While Hollywood A-listers aren’t typically covered here, the life story of Streisand may be an eye-opener for many readers. Here’s why:

  • She didn’t have many people in her corner. Even her mother doubted her talent and ability. Her father died when Streisand was only 15 months old.
  • She wasn’t accepted by Hollywood. In fact, the author said she was actively disliked because of her need for perfection. However, he noted that the same behavior from a male director, producer or actor would be called perfectionism, not the negative diva term that was assigned to Streisand.
  • Streisand was from Brooklyn, with a distinct New York accent.
  • She was not college educated. She was a self-taught singer who used that talent to pursue her love of acting, even though she suffered from tremendous stage fright.
  • Streisand had what critics called a “Semitic” face, while others bluntly said she needed a nose job.
     

Her talent and appearance, which Gabler focuses on in “Barbra Streisand: Redefining Beauty, Femininity and Power,” finally won over some of the critics who judged women more harshly than men. In fact, magazines started to write that Streisand “ushered in a whole new taste for beauty.”

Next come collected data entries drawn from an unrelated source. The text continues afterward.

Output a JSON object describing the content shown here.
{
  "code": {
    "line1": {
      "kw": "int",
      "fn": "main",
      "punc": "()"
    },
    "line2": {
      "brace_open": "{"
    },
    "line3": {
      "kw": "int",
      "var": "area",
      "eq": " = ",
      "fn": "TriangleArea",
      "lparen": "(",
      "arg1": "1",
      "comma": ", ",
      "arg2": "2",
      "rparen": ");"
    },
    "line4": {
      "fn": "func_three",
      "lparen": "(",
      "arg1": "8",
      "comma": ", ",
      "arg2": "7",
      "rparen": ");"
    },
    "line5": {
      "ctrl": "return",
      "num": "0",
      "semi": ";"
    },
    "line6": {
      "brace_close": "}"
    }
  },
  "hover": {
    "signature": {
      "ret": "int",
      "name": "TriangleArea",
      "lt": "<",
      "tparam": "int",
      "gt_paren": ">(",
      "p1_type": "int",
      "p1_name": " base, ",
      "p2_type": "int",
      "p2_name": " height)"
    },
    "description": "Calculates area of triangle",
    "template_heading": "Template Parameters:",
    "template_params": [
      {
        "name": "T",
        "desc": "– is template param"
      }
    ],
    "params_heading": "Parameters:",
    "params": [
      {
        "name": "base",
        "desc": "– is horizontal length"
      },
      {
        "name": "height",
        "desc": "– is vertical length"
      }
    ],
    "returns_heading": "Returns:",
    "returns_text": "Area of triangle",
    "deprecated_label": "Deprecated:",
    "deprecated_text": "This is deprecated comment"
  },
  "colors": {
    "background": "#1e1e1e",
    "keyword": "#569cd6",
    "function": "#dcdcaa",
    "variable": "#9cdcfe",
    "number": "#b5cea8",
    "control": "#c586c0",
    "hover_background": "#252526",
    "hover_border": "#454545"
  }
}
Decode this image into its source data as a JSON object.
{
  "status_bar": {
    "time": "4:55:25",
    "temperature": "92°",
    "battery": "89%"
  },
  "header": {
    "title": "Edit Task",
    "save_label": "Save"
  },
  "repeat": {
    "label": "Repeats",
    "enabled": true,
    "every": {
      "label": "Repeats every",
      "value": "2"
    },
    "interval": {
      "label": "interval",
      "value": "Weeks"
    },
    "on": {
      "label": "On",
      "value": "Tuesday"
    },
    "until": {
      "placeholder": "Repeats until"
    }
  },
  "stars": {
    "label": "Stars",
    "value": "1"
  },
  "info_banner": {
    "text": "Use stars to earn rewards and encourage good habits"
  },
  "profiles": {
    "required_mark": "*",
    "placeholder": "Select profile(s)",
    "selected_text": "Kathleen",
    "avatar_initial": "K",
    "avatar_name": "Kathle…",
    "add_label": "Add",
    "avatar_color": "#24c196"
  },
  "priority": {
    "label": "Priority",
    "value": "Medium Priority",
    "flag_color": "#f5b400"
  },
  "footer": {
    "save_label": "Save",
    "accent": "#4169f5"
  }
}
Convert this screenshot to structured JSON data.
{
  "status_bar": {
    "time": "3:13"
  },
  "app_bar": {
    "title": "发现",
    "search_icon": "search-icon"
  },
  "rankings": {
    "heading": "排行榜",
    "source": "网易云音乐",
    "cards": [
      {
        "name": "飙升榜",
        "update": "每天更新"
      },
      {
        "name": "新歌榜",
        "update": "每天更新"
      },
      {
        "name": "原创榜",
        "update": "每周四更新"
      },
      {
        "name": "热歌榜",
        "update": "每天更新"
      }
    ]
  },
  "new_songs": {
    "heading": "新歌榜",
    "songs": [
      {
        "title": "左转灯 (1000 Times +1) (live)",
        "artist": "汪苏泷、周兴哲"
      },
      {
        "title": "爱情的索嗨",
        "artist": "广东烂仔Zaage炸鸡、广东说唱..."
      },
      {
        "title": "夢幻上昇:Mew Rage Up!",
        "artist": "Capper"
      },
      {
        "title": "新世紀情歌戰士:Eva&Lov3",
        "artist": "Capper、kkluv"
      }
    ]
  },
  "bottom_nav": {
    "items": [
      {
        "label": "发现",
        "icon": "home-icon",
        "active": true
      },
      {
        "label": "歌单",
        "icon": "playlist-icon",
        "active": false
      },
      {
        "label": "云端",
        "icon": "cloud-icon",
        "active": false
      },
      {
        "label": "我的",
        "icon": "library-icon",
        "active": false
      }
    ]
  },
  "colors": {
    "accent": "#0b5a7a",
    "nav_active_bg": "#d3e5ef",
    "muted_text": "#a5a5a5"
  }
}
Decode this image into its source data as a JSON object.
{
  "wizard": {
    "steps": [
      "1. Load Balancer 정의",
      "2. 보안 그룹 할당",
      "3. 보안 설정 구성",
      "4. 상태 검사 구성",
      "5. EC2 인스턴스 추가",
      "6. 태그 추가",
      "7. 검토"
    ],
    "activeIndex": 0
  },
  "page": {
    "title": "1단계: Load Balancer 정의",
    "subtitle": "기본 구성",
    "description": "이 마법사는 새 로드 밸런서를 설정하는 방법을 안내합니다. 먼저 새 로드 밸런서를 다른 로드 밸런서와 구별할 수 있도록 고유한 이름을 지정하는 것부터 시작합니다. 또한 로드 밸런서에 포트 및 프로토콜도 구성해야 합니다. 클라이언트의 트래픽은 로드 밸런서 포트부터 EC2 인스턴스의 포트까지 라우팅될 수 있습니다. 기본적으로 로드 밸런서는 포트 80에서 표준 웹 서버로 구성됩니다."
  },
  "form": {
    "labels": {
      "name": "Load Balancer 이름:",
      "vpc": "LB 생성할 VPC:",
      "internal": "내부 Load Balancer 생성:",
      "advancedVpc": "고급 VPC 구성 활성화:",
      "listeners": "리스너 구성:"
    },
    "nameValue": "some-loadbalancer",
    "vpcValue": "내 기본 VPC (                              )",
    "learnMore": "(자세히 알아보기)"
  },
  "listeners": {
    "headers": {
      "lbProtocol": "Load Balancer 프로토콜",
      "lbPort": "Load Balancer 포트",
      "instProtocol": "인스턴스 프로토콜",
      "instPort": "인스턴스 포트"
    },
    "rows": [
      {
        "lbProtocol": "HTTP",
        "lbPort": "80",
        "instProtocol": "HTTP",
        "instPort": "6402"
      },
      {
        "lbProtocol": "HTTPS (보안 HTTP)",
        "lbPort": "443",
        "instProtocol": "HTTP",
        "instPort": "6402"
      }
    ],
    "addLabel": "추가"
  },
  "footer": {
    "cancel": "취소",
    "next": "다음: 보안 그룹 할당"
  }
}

Instead of apologizing for her appearance, she made the most of it.

Instead of bowing to the Hollywood boys club, she fought for her right to direct movies and produce concerts and albums — a trailblazer indeed.

Still, while the doors are open to women in Hollywood and elsewhere, there is not equal footing.  There is a significant gender wage gap, and there are still more men in executive positions, board rooms and in the U.S. Congress than women, who make up 50 percent of the population.

It’s good, though, to consider the plight and fight of people such as Streisand in terms of otherness. How do we make room for others in the workplace? Are we as inclusive as we can be? Do we draw out those who are quiet? Do we brand people with words like diva or drama queen?

To add more context to this Hollywood theme, there is a new network series called “Aquarius,” which is loosely inspired by Charlie Manson and his followers. The police drama is set in 1967 Los Angeles, starring David Duchovny.

A detective, Duchovny’s character keeps his otherness to himself, telling a fellow officer, who is Cuban, but passing for Irish, that he would never disclose that his father is Jewish. Do people in your workplace think they can’t be open about who they are?

Another “Aquarius” character is a young police woman who is actively harassed by her fellow officers. Instead of carrying out real police work, she’s told to make coffee or get coffee. It’s interesting that the only officer who encourages her and takes note of her abilities and potential is the character who is hiding his Jewish background.

What diverse talents are hiding in your office? Who are your trailblazers?